Simply spending more money on local elementary schools doesn’t address the district’s — and the taxpayers’ — goal.

In a scientific poll conducted across Kansas last week, 55 percent of the respondents indicated they would be unwilling to pay higher property taxes even if the additional tax revenue went directly to local schools.

The question in the SurveyUSA poll, which was sponsored by the KWCH television station in Wichita, was posed in connection with Gov. Sam Brownback’s new school finance plan, but it may have some relevance for the Lawrence school district and its working group that is considering the consolidation of local elementary schools.

Following several months of meetings and nearing a deadline at the end of January to present a plan, the members of the Central and East Lawrence Elementary School Consolidation Working Group have yet to reach consensus on any plan that would reduce the number of elementary schools in the district. After their most recent meeting Monday night, the one thing they were able to agree on was that the district must pursue a bond issue for elementary schools. Even if no funds are needed to build a new school, or schools, to facilitate consolidation, they concluded, a bond issue is needed to upgrade existing buildings.

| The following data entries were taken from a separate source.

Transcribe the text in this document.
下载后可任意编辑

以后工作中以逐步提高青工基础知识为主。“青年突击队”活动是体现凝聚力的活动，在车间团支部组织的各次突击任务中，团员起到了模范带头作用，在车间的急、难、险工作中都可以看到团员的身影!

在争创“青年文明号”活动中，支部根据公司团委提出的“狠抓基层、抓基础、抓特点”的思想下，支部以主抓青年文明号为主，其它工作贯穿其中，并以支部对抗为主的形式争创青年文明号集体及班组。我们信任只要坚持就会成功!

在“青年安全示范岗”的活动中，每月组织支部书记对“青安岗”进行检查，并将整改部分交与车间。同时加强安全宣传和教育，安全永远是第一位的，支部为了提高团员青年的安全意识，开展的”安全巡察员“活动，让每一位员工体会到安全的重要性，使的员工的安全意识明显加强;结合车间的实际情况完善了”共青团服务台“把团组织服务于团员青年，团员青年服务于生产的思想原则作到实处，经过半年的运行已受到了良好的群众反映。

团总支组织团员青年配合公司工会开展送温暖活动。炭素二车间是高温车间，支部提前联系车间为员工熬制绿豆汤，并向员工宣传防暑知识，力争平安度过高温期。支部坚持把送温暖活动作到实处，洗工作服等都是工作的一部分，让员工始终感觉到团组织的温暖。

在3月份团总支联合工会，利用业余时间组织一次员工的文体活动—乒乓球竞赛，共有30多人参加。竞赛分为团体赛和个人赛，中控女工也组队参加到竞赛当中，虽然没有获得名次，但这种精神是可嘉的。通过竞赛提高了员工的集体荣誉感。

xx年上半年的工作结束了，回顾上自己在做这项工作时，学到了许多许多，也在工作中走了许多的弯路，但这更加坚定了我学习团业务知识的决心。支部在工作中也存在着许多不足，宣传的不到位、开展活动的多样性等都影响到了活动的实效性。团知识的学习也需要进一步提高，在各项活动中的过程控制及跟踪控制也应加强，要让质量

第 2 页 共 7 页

It seems that, somewhere, this working group has gotten off the track. The charge of this group was to come up with a plan to consolidate elementary schools, period. The possibility of a bond issue to fund construction of a new school or two was dangled as a carrot to help their deliberations, but the odds of such a bond issue receiving a positive vote from taxpayers has always been in doubt.

Providing an excellent education for elementary school students in the district always is the top priority, but a primary goal of looking at consolidation was to bring about efficiencies that would save the district money in the long run. That goal was driven by declining state funding in the last several years, but it will be no less important to local taxpayers if the governor gains approval for a plan that will shift more responsibility for funding local schools onto local property tax levies.

The plan now being floated at the state level would eliminate all limits on local property tax levies to support local schools, but that doesn’t mean taxpayers in Lawrence or anywhere else should be expected to support — or will approve — large local school tax increases on top of the continuing state property taxes levied for schools.

If the Lawrence district is going to float a bond issue for elementary schools, it should be for the purpose of creating efficiencies that will produce long-term savings for the district.

Members of the elementary working group, as well as the school board, need to refocus their efforts on that goal.